My little guy right now is just 3.

So why am I writing this. For now it is just for a few moms I know who are going through this too. We can’t always talk about what we feel and how we feel, but I am hoping reading how I feel will help them when some of those feelings rear their ugly heads. So let’s get some things out of the way. I am a Black woman, and do not feel my kids are just bad, or lazy, or undisciplined. I do not make excuses for my kids, because of the ADHD. What I am trying to master is balancing managing a mental health disorder and raising a reasonable human being. Oh you think that should be easy? The two should go together right? Wrong, you see when working with your kids you have to realize there are some things they do not do naturally. They must be taught, think before you speak and/or before doing something that may kill you. Now for a normal person the first few times you lose a friend, because you were not so sensitive or you damn near break your neck, you process maybe I should not do that again. This does not happen with an ADHD kid. They really think that their reaction or behavior is generally normal. You must teach them otherwise. I know, you’re saying “ I do that anyway with kids.” No you don’t. A lot of lessons of childhood are self-taught. Social interactions, physical limits, self-regulation, and so on are skills you teach yourself through appropriate social interaction.
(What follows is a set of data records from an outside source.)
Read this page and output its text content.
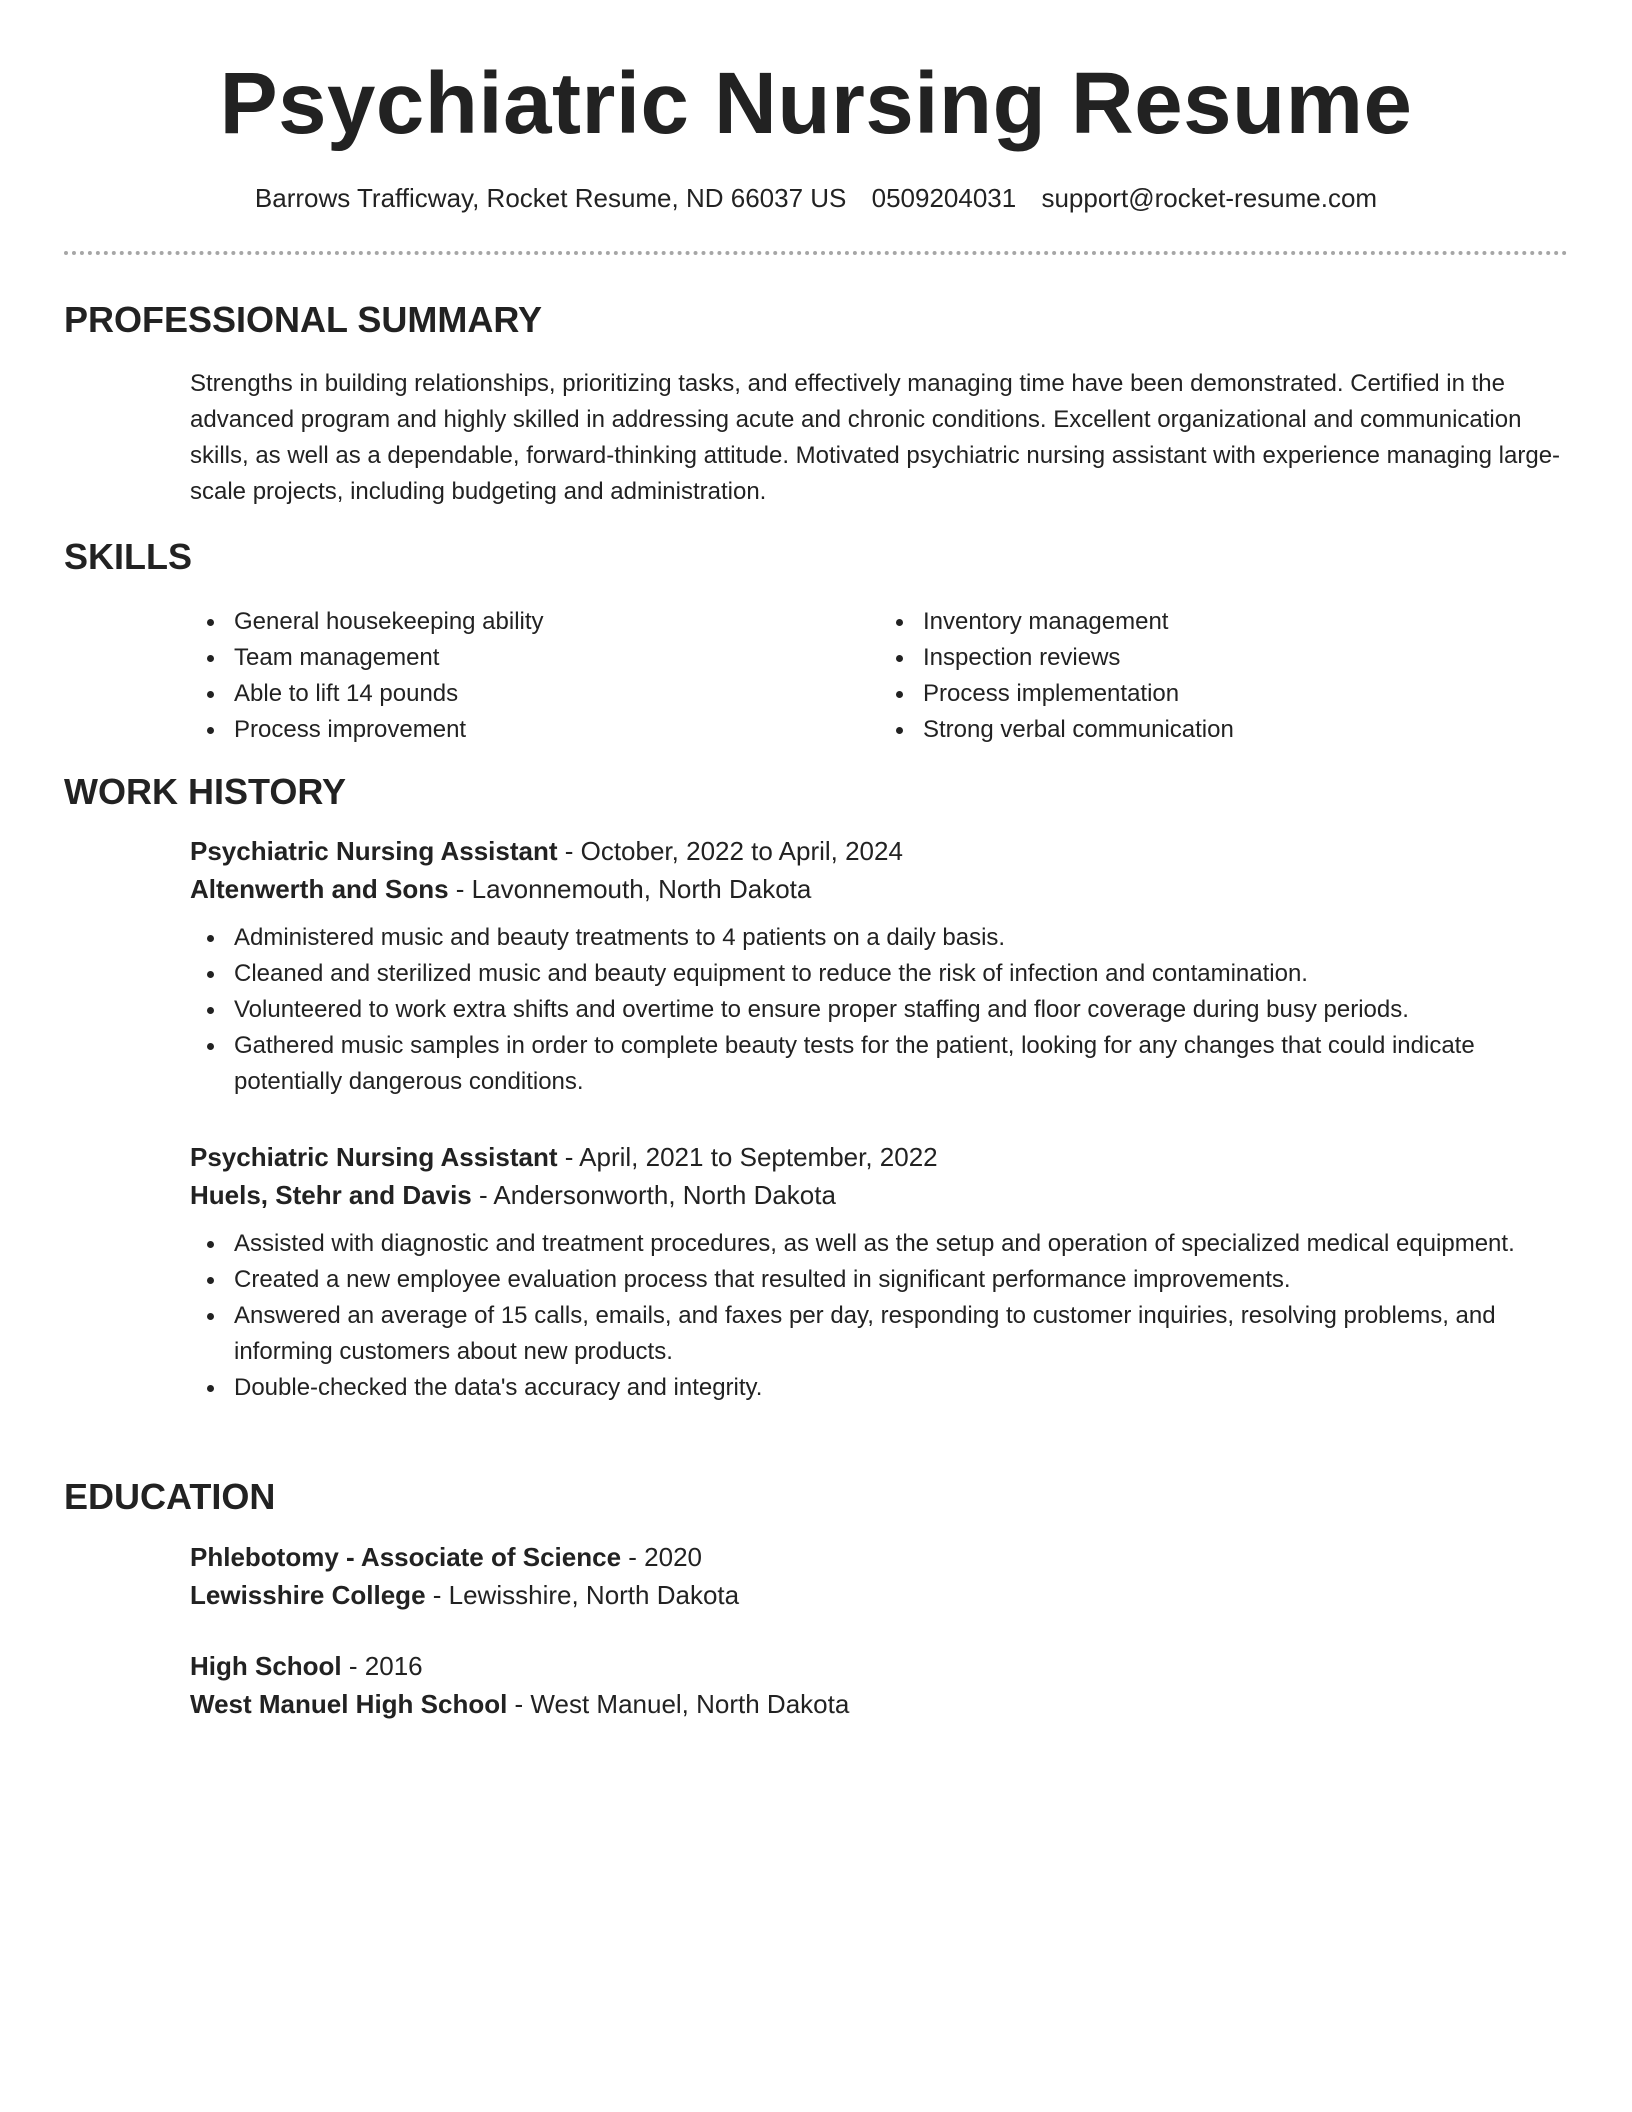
Psychiatric Nursing Resume
Barrows Trafficway, Rocket Resume, ND 66037 US 0509204031 support@rocket-resume.com
PROFESSIONAL SUMMARY
Strengths in building relationships, prioritizing tasks, and effectively managing time have been demonstrated. Certified in the advanced program and highly skilled in addressing acute and chronic conditions. Excellent organizational and communication skills, as well as a dependable, forward-thinking attitude. Motivated psychiatric nursing assistant with experience managing large-scale projects, including budgeting and administration.
SKILLS
General housekeeping ability
Team management
Able to lift 14 pounds
Process improvement
Inventory management
Inspection reviews
Process implementation
Strong verbal communication
WORK HISTORY
Psychiatric Nursing Assistant - October, 2022 to April, 2024
Altenwerth and Sons - Lavonnemouth, North Dakota
Administered music and beauty treatments to 4 patients on a daily basis.
Cleaned and sterilized music and beauty equipment to reduce the risk of infection and contamination.
Volunteered to work extra shifts and overtime to ensure proper staffing and floor coverage during busy periods.
Gathered music samples in order to complete beauty tests for the patient, looking for any changes that could indicate potentially dangerous conditions.
Psychiatric Nursing Assistant - April, 2021 to September, 2022
Huels, Stehr and Davis - Andersonworth, North Dakota
Assisted with diagnostic and treatment procedures, as well as the setup and operation of specialized medical equipment.
Created a new employee evaluation process that resulted in significant performance improvements.
Answered an average of 15 calls, emails, and faxes per day, responding to customer inquiries, resolving problems, and informing customers about new products.
Double-checked the data's accuracy and integrity.
EDUCATION
Phlebotomy - Associate of Science - 2020
Lewisshire College - Lewisshire, North Dakota
High School - 2016
West Manuel High School - West Manuel, North Dakota
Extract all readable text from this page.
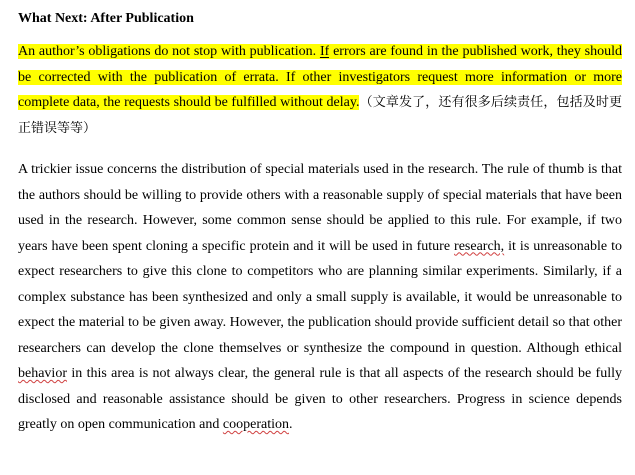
What Next: After Publication

An author’s obligations do not stop with publication. If errors are found in the published work, they should be corrected with the publication of errata. If other investigators request more information or more complete data, the requests should be fulfilled without delay.（文章发了，还有很多后续责任，包括及时更正错误等等）

A trickier issue concerns the distribution of special materials used in the research. The rule of thumb is that the authors should be willing to provide others with a reasonable supply of special materials that have been used in the research. However, some common sense should be applied to this rule. For example, if two years have been spent cloning a specific protein and it will be used in future research, it is unreasonable to expect researchers to give this clone to competitors who are planning similar experiments. Similarly, if a complex substance has been synthesized and only a small supply is available, it would be unreasonable to expect the material to be given away. However, the publication should provide sufficient detail so that other researchers can develop the clone themselves or synthesize the compound in question. Although ethical behavior in this area is not always clear, the general rule is that all aspects of the research should be fully disclosed and reasonable assistance should be given to other researchers. Progress in science depends greatly on open communication and cooperation.
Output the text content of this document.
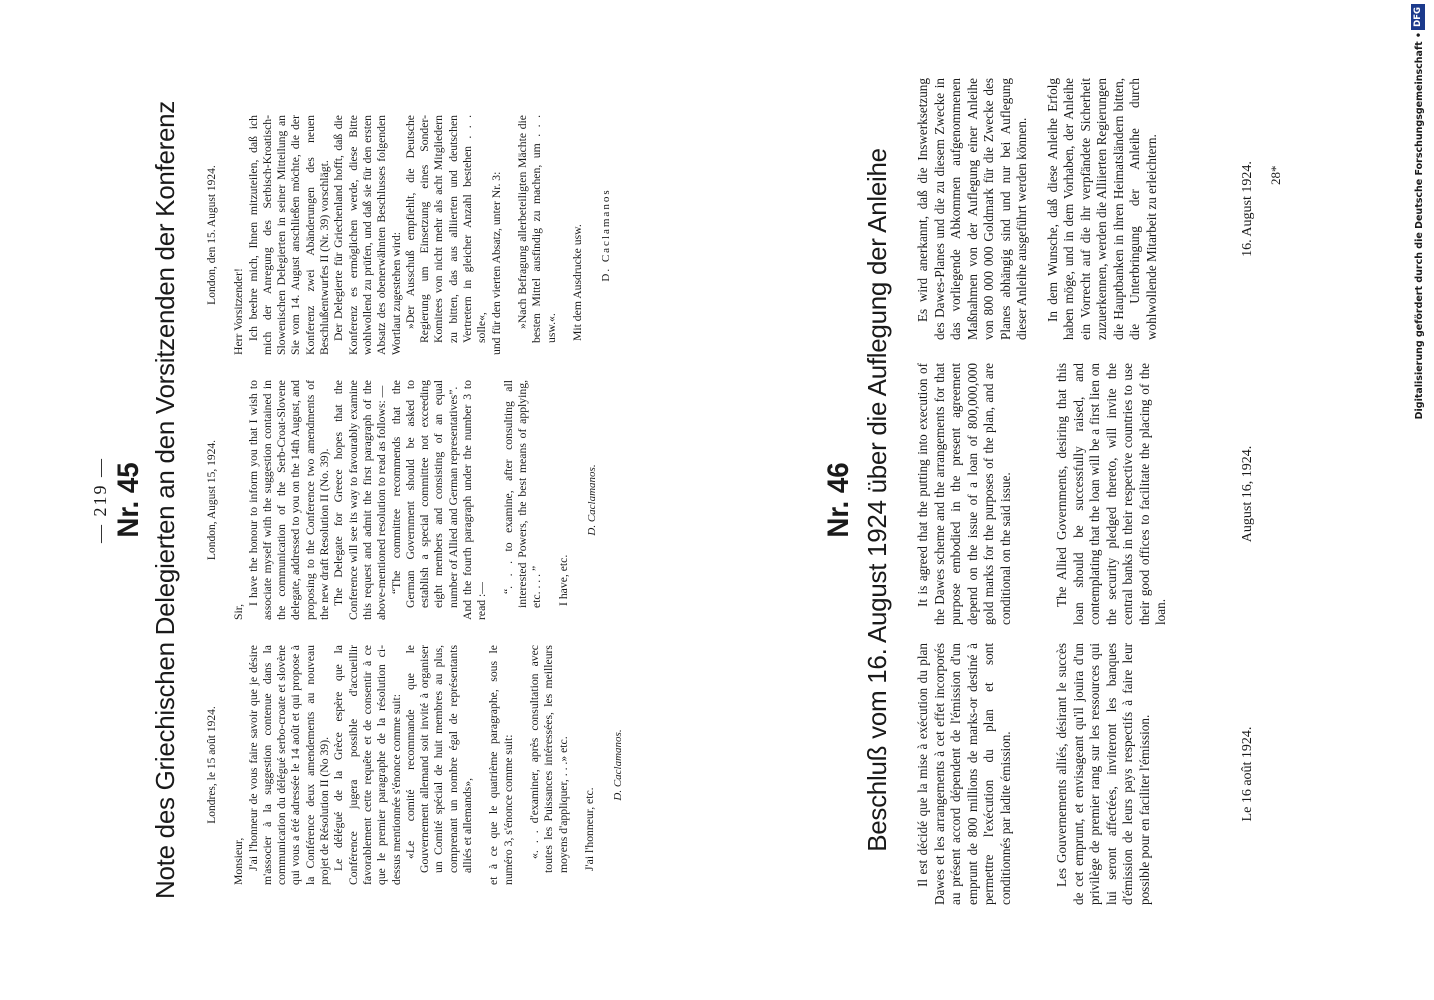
— 219 — Nr. 45 Note des Griechischen Delegierten an den Vorsitzenden der Konferenz Londres, le 15 août 1924.

Monsieur, J'ai l'honneur de vous faire savoir que je désire m'associer à la suggestion contenue dans la communication du délégué serbo-croate et slovène qui vous a été adressée le 14 août et qui propose à la Conférence deux amendements au nouveau projet de Résolution II (No 39). Le délégué de la Grèce espère que la Conférence jugera possible d'accueillir favorablement cette requête et de consentir à ce que le premier paragraphe de la résolution ci-dessus mentionnée s'énonce comme suit: «Le comité recommande que le Gouvernement allemand soit invité à organiser un Comité spécial de huit membres au plus, comprenant un nombre égal de représentants alliés et allemands», et à ce que le quatrième paragraphe, sous le numéro 3, s'énonce comme suit: «. . . d'examiner, après consultation avec toutes les Puissances intéressées, les meilleurs moyens d'appliquer, . . .» etc. J'ai l'honneur, etc.

D. Caclamanos.

London, August 15, 1924.

Sir,

I have the honour to inform you that I wish to associate myself with the suggestion contained in the communication of the Serb-Croat-Slovene delegate, addressed to you on the 14th August, and proposing to the Conference two amendments of the new draft Resolution II (No. 39). The Delegate for Greece hopes that the Conference will see its way to favourably examine this request and admit the first paragraph of the above-mentioned resolution to read as follows: — “The committee recommends that the German Government should be asked to establish a special committee not exceeding eight members and consisting of an equal number of Allied and German representatives”. And the fourth paragraph under the number 3 to read :—

“. . . to examine, after consulting all interested Powers, the best means of applying, etc. . . . ” I have, etc.

D. Caclamanos.

London, den 15. August 1924.

Herr Vorsitzender! Ich beehre mich, Ihnen mitzuteilen, daß ich mich der Anregung des Serbisch-Kroatisch-Slowenischen Delegierten in seiner Mitteilung an Sie vom 14. August anschließen möchte, die der Konferenz zwei Abänderungen des neuen Beschlußentwurfes II (Nr. 39) vorschlägt. Der Delegierte für Griechenland hofft, daß die Konferenz es ermöglichen werde, diese Bitte wohlwollend zu prüfen, und daß sie für den ersten Absatz des obenerwähnten Beschlusses folgenden Wortlaut zugestehen wird: »Der Ausschuß empfiehlt, die Deutsche Regierung um Einsetzung eines Sonder-Komitees von nicht mehr als acht Mitgliedern zu bitten, das aus alliierten und deutschen Vertretern in gleicher Anzahl bestehen . . . solle«, und für den vierten Absatz, unter Nr. 3: »Nach Befragung allerbeteiligten Mächte die besten Mittel ausfindig zu machen, um . . . usw.«. Mit dem Ausdrucke usw. D. Caclamanos

Nr. 46 Beschluß vom 16. August 1924 über die Auflegung der Anleihe Il est décidé que la mise à exécution du plan Dawes et les arrangements à cet effet incorporés au présent accord dépendent de l'émission d'un emprunt de 800 millions de marks-or destiné à permettre l'exécution du plan et sont conditionnés par ladite émission.	Les Gouvernements alliés, désirant le succès de cet emprunt, et envisageant qu'il jouira d'un privilège de premier rang sur les ressources qui lui seront affectées, inviteront les banques d'émission de leurs pays respectifs à faire leur possible pour en faciliter l'émission.	Le 16 août 1924.

It is agreed that the putting into execution of the Dawes scheme and the arrangements for that purpose embodied in the present agreement depend on the issue of a loan of 800,000,000 gold marks for the purposes of the plan, and are conditional on the said issue.	The Allied Governments, desiring that this loan should be successfully raised, and contemplating that the loan will be a first lien on the security pledged thereto, will invite the central banks in their respective countries to use their good offices to facilitate the placing of the loan.

August 16, 1924.

Es wird anerkannt, daß die Inswerksetzung des Dawes-Planes und die zu diesem Zwecke in das vorliegende Abkommen aufgenommenen Maßnahmen von der Auflegung einer Anleihe von 800 000 000 Goldmark für die Zwecke des Planes abhängig sind und nur bei Auflegung dieser Anleihe ausgeführt werden können. In dem Wunsche, daß diese Anleihe Erfolg haben möge, und in dem Vorhaben, der Anleihe ein Vorrecht auf die ihr verpfändete Sicherheit zuzuerkennen, werden die Alliierten Regierungen die Hauptbanken in ihren Heimatsländern bitten, die Unterbringung der Anleihe durch wohlwollende Mitarbeit zu erleichtern.	16. August 1924. 28*	Digitalisierung gefördert durch die Deutsche Forschungsgemeinschaft •
DFG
For example a seven year old who lays down on the floor having a temper tantrum, will probably be more deterred by his/her classmates laughing at them than a parent or other adult disciplining. Peer pressure can be positive or negative. However, an ADHD kid who has difficulty with self-regulation could care less what classmates say while the meltdown is occurring . It is all about the impulse and the moment.

Now to the emotions. The following is a list of things I feel at times during this journey. It is not to be depressing, but some of the emotions are bad and some are good.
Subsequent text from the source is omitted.